The friendship between General John Murray, a distinguished citizen of Waterloo, New York, and General John A. Logan, who helped bring attention to the event nationwide, was likely a factor in the holiday's growth.[citation needed] On May 5, 1868, in his capacity as commander-in-chief of the Grand Army of the Republic - the organization for Union Civil War veterans - Logan issued a proclamation that "Decoration Day" should be observed nationwide.[14] It was observed for the first time on May 30 of the same year; the date was chosen because it was not the anniversary of a battle.[15]
Events were held in 183 cemeteries in 27 states in 1868, and 336 in 1869. The northern states quickly adopted the holiday; Michigan made "Decoration Day" an official state holiday in 1871 and by 1890, every northern state followed suit. The ceremonies were sponsored by the Women's Relief Corps, which had 100,000 members. By 1870, the remains of nearly 300,000 Union dead had been reinterred in 73 national cemeteries, located near the battlefields and therefore mostly in the South. The most famous are Gettysburg National Cemetery in Pennsylvania and Arlington National Cemetery, near Washington.
The Memorial Day speech became an occasion for veterans, politicians and ministers to commemorate the War - and at first to rehash the atrocities of the enemy. They mixed religion and celebratory nationalism and provided a means for the people to make sense of their history in terms of sacrifice for a better nation. People of all religious beliefs joined together, and the point was often made that the German and Irish soldiers had become true Americans in the "baptism of blood" on the battlefield. By the end of the 1870s much of the rancor was gone, and the speeches praised the brave soldiers both Blue and Gray. By the 1950s, the theme was American exceptionalism and duty to uphold freedom in the world.
Ironton, Ohio, lays claim to the nation's oldest continuously running Memorial Day parade. Its first parade was held May 5, 1868, and the town has held it every year since. However, the Memorial Day parade in Doylestown, Pennsylvania, predates Ironton's by one year. [16]

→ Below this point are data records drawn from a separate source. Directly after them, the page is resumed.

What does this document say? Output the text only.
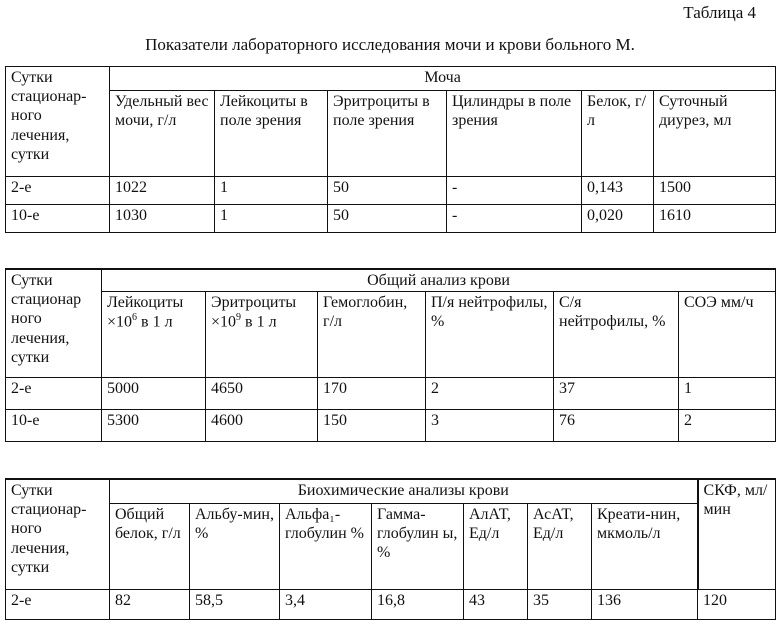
Таблица 4
Показатели лабораторного исследования мочи и крови больного М.
Сутки стационар-ного лечения, сутки	Моча					
	Удельный вес мочи, г/л	Лейкоциты в поле зрения	Эритроциты в поле зрения	Цилиндры в поле зрения	Белок, г/л	Суточный диурез, мл
2-е	1022	1	50	-	0,143	1500
10-е	1030	1	50	-	0,020	1610
Сутки стационар ного лечения, сутки	Общий анализ крови					
	Лейкоциты $\times 10^6$ в 1 л	Эритроциты $\times 10^9$ в 1 л	Гемоглобин, г/л	П/я нейтрофилы, %	С/я нейтрофилы, %	СОЭ мм/ч
2-е	5000	4650	170	2	37	1
10-е	5300	4600	150	3	76	2
Сутки стационар-ного лечения, сутки	Биохимические анализы крови							СКФ, мл/мин
	Общий белок, г/л	Альбу-мин, %	Альфа₁-глобулин %	Гамма-глобулин ы, %	АлАТ, Ед/л	АсАТ, Ед/л	Креати-нин, мкмоль/л	
2-е	82	58,5	3,4	16,8	43	35	136	120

Memorial Day for me is also deeply personal, since my late husband's side of the family fought in the Civil War (Union side-Army) and the Spanish-American War--My Grandfather served in the Army during WWI; One Uncle served in the Navy during WWII and other Uncle and Aunt both served in the Navy at the start of the Cold War; my late father served in the Air Force during the Korean War; my brother-in-law served in the Army during Vietnam and I was in the Army Reserve at the end of the Cold War(1980-1992).